Свеча горела, потрескивая, на стенах качались тени.
А ведь видел царевич шведом сожжённые русские деревни. Ребятишек с льняными головами видел, на пепелищах воющих. Разграбленную, испоганенную, истоптанную войной землю видел. Но, не боясь мысли изменничьей, не думая, что воевать-то надо против родины своей, Алексей прикидывал:
— На дилижансах почтовых проехать можно инкогнито, в платье чужом. До Парижа добраться только, а там уж рукой подать…
И в пляшущих на стене тенях рисовалась ему дорога, скачущие кони. Но тут же вспоминал царевич непреклонные глаза капитана Румянцева. Они смотрели в упор. Не мигая, как тогда, на дороге в Неаполь, и Алексей понимал: тот настигнет везде, не остановится ни перед чем, и от него не уйти.

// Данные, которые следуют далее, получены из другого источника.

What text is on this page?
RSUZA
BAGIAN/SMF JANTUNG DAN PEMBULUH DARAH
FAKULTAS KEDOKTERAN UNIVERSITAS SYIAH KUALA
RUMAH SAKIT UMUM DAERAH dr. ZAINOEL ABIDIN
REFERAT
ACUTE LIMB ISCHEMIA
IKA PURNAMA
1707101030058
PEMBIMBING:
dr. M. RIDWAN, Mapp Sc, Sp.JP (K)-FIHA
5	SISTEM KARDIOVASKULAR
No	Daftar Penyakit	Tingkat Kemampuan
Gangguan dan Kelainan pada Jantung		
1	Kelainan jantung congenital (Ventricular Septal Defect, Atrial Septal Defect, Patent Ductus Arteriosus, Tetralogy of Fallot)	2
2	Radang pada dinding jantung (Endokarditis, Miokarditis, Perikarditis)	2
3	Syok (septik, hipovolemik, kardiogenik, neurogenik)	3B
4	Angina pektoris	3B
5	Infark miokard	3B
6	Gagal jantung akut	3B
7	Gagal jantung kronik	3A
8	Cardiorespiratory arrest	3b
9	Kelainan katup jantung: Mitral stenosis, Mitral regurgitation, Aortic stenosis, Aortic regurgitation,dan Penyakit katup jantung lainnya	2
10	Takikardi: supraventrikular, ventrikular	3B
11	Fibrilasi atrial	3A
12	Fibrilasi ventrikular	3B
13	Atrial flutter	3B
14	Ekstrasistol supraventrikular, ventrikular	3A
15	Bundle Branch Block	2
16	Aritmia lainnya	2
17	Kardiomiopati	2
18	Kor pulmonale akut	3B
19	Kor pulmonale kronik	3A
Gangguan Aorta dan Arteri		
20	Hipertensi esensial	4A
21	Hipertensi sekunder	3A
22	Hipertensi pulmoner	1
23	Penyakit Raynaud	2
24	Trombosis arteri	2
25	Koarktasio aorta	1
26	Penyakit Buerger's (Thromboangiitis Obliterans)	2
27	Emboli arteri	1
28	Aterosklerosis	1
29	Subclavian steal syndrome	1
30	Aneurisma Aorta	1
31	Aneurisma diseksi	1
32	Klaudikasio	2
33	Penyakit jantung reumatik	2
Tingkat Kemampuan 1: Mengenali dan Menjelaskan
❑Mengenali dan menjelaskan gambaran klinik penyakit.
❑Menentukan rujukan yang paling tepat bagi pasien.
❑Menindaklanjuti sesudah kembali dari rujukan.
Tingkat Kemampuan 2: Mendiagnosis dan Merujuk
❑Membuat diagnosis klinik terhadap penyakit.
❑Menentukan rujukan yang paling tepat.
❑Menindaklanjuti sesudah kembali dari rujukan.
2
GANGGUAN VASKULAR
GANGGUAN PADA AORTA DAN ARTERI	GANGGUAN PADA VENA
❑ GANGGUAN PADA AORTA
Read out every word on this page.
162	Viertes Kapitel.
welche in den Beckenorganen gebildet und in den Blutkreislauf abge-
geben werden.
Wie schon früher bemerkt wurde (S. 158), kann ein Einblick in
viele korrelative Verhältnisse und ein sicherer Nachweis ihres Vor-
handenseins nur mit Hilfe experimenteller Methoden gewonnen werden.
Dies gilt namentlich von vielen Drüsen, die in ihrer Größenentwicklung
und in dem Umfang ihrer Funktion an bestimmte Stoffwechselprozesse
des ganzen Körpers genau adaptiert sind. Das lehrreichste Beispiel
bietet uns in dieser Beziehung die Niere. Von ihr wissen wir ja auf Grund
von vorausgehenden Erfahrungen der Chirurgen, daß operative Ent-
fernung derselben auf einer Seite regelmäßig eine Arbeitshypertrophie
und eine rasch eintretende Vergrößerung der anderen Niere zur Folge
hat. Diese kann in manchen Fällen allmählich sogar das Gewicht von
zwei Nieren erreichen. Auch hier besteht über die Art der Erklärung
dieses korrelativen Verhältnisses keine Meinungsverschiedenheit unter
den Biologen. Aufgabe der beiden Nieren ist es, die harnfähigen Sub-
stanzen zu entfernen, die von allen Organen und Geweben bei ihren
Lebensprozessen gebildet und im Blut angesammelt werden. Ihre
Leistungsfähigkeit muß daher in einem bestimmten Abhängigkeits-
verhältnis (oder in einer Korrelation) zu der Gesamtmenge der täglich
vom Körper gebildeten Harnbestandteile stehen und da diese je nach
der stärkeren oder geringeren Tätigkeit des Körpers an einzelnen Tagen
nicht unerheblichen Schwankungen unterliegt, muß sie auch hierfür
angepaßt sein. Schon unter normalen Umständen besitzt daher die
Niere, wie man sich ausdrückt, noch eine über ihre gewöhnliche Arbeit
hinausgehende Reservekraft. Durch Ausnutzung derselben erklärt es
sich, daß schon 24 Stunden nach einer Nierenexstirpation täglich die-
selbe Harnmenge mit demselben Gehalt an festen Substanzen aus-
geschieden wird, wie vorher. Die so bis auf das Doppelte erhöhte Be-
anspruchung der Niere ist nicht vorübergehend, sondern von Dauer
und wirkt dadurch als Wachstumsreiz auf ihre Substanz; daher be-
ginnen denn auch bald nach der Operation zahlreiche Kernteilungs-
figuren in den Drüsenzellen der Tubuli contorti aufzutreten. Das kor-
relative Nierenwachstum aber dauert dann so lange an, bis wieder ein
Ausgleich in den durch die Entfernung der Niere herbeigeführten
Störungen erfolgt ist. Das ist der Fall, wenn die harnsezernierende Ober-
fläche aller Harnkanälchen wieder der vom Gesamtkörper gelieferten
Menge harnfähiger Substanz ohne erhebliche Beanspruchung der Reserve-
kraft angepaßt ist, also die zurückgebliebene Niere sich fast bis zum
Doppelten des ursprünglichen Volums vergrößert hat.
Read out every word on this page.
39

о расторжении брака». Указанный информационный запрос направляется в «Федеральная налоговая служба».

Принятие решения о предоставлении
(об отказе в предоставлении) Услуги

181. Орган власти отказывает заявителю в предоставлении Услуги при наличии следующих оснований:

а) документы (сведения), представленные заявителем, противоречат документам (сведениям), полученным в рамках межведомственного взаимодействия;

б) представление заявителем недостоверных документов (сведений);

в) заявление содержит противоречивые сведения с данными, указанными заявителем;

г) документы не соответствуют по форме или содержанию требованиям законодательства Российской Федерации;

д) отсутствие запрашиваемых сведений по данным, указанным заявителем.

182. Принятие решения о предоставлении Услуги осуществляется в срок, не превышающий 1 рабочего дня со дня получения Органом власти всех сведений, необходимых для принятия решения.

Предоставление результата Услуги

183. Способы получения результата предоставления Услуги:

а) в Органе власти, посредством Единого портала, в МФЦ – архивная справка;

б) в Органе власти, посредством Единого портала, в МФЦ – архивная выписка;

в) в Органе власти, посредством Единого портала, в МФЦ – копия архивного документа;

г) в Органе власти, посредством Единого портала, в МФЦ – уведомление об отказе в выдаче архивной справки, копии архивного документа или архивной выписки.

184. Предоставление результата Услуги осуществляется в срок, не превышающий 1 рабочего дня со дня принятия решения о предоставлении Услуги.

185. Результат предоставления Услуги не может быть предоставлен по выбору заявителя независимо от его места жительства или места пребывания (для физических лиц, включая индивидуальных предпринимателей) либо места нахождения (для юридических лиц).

Алексей срывался с постели, падал на колени, молился долго:
— Боже всемилостивейший, защити меня, помоги мне… И шептал чуть слышно: — Прибери, боже, отца моего. Здоровьем он слаб… Своё пожил… Господи, услышь меня…
— Хватит шептать-то, — говорила Ефросинья, — молитвой не много выпросишь.
Алексей поворачивал к ней тёмное лицо:
— Я сын царский. Мне до бога ближе. Меня услышит. Поднимался с колен, ложился в постель, тушил свечу. Лежал в темноте с открытыми глазами. Решил: «К батюшке не поеду. Здесь перебуду или ещё где. Защитников найду. — Упрямо морщил лоб: — Не поеду».
— Боже, — шептали Алексеевы губы, — помоги же мне… Помоги…
И просил, и требовал помощи божьей, и опять просил.
Пётр Андреевич Толстой время на пустяки не тратил.
Чутьё подсказывало ему: надо торопиться. Близились переговоры со шведами, и Пётр Андреевич боялся, крутил головой сокрушённо: не использует ли Карл в той игре Алексея?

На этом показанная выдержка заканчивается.